Recognising financial difficulty as a risk factor for suicidality
In 2017, the National Suicide Prevention Strategy mandated public health teams to write and implement local area multi-agency suicide prevention plans. These plans must set out the specific needs of the individual local area, alongside plans for service provision to prevent deaths by suicides, and must be updated annually.
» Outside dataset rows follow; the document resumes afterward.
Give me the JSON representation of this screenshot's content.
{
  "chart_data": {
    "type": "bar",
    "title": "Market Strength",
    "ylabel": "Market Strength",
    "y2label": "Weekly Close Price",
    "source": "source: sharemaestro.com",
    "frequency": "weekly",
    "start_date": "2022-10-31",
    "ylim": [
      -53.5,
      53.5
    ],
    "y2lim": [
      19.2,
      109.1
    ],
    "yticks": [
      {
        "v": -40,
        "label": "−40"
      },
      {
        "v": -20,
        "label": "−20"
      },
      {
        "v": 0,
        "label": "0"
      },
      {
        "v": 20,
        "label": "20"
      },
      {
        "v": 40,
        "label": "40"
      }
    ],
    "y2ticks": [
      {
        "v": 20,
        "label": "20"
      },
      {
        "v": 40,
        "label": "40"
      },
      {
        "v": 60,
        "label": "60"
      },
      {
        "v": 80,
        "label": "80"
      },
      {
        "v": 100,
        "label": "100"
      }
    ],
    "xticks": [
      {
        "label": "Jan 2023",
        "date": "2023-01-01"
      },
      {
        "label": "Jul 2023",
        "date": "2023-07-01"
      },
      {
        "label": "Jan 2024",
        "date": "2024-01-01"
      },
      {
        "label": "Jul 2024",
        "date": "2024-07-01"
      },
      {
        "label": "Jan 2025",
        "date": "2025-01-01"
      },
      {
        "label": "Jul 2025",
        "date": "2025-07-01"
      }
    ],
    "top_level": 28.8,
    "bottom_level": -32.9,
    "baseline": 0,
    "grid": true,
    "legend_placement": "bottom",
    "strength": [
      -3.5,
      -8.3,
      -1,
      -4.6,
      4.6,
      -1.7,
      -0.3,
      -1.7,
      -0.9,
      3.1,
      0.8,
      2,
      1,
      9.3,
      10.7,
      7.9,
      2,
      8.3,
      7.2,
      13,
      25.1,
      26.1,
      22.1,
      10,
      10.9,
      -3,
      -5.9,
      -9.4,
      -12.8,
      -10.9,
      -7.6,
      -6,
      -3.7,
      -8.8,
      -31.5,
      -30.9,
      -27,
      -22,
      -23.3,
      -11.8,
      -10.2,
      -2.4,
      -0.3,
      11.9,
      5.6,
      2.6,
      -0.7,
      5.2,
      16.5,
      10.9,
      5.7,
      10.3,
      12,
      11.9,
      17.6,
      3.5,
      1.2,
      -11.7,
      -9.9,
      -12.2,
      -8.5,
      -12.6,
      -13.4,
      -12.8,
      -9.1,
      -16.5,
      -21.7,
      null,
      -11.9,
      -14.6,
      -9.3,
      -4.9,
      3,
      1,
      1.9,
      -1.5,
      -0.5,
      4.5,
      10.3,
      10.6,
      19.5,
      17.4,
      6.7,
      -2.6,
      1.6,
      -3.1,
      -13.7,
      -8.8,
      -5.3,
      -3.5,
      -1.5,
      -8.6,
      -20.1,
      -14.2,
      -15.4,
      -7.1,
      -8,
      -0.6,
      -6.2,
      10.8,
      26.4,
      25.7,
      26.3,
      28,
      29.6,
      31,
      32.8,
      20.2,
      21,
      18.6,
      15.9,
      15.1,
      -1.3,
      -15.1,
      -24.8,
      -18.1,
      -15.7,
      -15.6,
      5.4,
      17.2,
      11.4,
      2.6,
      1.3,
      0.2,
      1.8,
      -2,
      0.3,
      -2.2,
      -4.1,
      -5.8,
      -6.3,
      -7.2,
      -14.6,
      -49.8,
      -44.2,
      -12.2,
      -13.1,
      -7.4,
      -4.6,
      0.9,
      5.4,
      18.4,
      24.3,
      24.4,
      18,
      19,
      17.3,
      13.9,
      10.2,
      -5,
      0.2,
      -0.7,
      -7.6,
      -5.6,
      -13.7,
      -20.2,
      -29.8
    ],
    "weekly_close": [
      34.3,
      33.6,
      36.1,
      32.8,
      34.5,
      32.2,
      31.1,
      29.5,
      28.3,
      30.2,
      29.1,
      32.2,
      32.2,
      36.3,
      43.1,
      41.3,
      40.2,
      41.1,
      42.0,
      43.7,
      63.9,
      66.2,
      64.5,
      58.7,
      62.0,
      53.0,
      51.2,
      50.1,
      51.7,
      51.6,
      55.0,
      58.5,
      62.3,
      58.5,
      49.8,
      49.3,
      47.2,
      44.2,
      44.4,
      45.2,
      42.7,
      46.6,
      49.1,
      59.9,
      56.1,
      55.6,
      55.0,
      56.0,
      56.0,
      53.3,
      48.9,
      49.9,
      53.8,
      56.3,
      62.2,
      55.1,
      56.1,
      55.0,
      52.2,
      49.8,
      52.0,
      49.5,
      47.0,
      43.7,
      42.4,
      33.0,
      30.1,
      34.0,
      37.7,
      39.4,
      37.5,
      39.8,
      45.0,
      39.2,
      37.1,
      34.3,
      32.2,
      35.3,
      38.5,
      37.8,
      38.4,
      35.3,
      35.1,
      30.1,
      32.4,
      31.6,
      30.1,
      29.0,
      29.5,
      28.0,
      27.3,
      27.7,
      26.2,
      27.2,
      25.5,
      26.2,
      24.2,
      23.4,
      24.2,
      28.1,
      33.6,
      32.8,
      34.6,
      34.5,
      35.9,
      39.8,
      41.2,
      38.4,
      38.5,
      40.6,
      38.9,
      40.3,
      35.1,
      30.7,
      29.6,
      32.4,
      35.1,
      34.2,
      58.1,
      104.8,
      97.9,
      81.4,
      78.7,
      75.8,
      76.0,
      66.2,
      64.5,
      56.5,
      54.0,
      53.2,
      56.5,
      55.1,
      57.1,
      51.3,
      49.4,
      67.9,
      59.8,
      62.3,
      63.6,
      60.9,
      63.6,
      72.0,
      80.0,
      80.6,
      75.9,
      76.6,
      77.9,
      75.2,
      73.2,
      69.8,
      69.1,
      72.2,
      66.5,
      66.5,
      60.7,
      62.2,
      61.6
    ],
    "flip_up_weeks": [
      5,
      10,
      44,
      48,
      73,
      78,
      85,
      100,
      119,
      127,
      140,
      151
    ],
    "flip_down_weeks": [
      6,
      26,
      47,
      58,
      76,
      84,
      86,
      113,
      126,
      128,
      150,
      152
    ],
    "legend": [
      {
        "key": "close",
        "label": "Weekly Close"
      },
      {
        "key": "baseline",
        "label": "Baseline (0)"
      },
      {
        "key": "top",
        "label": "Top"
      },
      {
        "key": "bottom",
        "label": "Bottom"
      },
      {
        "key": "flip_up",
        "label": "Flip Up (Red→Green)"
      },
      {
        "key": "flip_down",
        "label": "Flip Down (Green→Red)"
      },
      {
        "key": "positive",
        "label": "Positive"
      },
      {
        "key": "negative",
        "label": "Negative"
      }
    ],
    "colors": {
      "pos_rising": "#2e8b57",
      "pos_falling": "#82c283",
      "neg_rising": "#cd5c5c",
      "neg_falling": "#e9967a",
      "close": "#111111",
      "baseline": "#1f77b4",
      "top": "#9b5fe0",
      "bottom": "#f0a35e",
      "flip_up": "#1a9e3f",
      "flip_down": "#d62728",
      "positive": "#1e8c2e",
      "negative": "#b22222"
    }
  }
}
As part of our research, we independently audited local authority suicide prevention strategies and action plans, to assess the extent to which financial difficulties were recognised as a risk factor for suicide, and to understand what targeted interventions are in place to tackle this. In reviewing 118 plans available online or made available to us by the local Director of Public Health (plans for 34 other local authorities were not available) we found that:
- Almost all (93%) recognised economic factors as a risk factor for suicide
- Few authorities demonstrated a detailed understanding of how and why financial difficulties specifically can increase the risk of suicidality
- Only 13% of audited authorities were commissioning a targeted intervention to tackle the link between financial difficulty and suicide.
Some local authorities describe how wider economic conditions such as deprivation and unemployment can affect suicide risk. Others conflate these wider conditions with personal financial problems like problem debts. The confusion of broad economic factors like unemployment and personal economic factors like financial difficulty, serve to prevent authorities from identifying interventions, such as the provision of accessible debt advice to tackle the problem.
Local authorities as creditors
But local authorities have a much broader relationship with their communities than just organising public health.
Unfortunately, none of the suicide prevention plans we audited recognised the role of local authorities in the collection of outstanding public debts, such as unpaid council tax or parking fines. The consequences for unpaid public debts can be severe, particularly in the case of council tax, which can result in imprisonment. There is also evidence that some local authority collection practices are inflexible and aggressive. This combination of poor practice and severe consequences can cause serious psychological harm for people and can drive suicidality.
The failure of local authorities to recognise the links between their role in suicide prevention and their own in-house collection practices is a serious oversight. In their own collections processes, local authorities have a direct opportunity to tackle suicide risk among those in problem debt. One way to do this would be by adopting the good practice guidelines for council tax collections as set out by Citizens Advice and the Local Government Association
In October, the government committed to another review of local authority suicide prevention plans. We would like this review to go further than identifying local authorities who have an up-to-date plan in place, by auditing the quality of those plans, ensuring that financial difficulty is recognised as a risk factor for suicidality and that appropriate interventions are in place to tackle this link.